Script 3: Deriving new variables

The purpose of this script (filename J3_derive.sps) is to derive scales, composites and other new variables from the item data. The script carries out these tasks in order:

  1. Open the data file saved at the end of the previous script.
  2. Derive the ages of the twins when the twin web tests were started and when the teacher questionnaires were returned.
  3. For the PIAT, Maths, Ravens, Vocabulary and General Knowledge tests, derive "adjusted" test scores. First derive temporary "adjusted" item scores: for any item skipped due to a discontinue rule, the default score of 0 is replaced by the "chance" score that would be obtained, on average, by selecting an answer at random. The adjusted total score is then the sum of the adjusted item scores.
  4. Derive standardized cognitive and academic achievement composites as follows:
    1. Apply a filter (exclude1=0) to remove exclusions
    2. Standarise the necessary component items and scores
    3. Compute the mean of the appropriate standardised items/scores
    4. Standardise the mean, to make the final version of each composite
    5. Remove the filter
  5. Derive Maths and Literacy environment scales from items of the twin web questionnaire.
  6. Derive classroom environment scales from the CEQ and chaos items in the teacher questionnaire.
  7. Drop any temporary variables that have been used to derive the new variables. Date variables are dropped at this point, having been used to derive ages.
  8. Save a working SPSS data file ready for the next script (filename j3derive), dropping all temporary variables that were used in derivations.

Script 4: Labelling the variables

The purpose of this script (filename J4_label.sps) is to label all the variables, and to add value labels where appropriate. The script carries out these tasks in order:

  1. Open the data file saved at the end of the previous script.
  2. Label all the variables.
  3. Add value labels to all integer-valued categorical variables having 3 or more categories.
  4. Save a working SPSS data file ready for the next script (filename j4label).

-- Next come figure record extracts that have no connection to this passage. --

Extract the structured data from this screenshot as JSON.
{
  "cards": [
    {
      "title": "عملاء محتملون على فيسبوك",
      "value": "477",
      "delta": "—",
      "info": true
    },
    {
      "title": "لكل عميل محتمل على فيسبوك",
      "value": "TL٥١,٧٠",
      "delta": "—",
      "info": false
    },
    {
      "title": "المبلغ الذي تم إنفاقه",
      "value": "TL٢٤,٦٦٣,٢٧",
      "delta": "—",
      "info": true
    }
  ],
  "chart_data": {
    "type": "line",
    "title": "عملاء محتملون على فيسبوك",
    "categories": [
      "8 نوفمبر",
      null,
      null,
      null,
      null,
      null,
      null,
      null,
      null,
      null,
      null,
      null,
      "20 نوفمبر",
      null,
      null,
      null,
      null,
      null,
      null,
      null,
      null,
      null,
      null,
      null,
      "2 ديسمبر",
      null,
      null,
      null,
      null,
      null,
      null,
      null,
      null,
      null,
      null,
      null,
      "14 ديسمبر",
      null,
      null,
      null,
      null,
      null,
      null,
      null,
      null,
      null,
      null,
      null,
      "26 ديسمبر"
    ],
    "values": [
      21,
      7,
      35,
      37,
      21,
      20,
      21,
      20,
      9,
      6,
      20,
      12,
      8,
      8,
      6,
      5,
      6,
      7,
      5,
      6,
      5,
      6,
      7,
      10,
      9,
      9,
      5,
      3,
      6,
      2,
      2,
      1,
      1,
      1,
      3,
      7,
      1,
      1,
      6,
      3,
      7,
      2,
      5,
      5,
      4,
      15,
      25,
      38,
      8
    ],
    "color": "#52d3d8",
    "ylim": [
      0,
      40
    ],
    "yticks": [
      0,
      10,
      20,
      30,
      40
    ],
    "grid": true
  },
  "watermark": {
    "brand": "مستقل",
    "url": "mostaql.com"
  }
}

Script 5: Double entering the twin data

The purpose of this script (filename J5_double.sps) is to double-enter all the twin-specific data in the dataset. Note that twin-specific item variables from the family admin data are already correctly double-entered at this stage (this was achieved in script 1). The variables to be double entered in the current script are all items from the teacher questionnaire and the twin web tests. The script carries out these tasks in order:

  1. Open the data file saved at the end of the previous script.
  2. Create the twin 2 part (for the co-twin) as follows:
    1. Rename the appropriate item and derived variables (from the twin web tests and teacher questionnaires) by changing the suffix from 1 to 2.
    2. Modify the id_twin values so they will match the co-twin (change the final digit from 1 to 2 or vice versa).
    3. Re-sort in ascending order of id_twin and save as the twin 2 part, keeping only the renamed variables.
  3. Re-open the data file saved at the end of the previous script: this already serves as the twin 1 part of the dataset.
  4. Merge in the twin 2 part, using id_twin as the key variable. The dataset is now double entered.
  5. Place the dataset variables into a logical and systematic order (do this using a KEEP statement when saving the dataset).
  6. Save an SPSS data file (filename j5double in the \working files\ subdirectory).
  7. Save another copy as the full 10 Year dataset, with filename Jdoub945.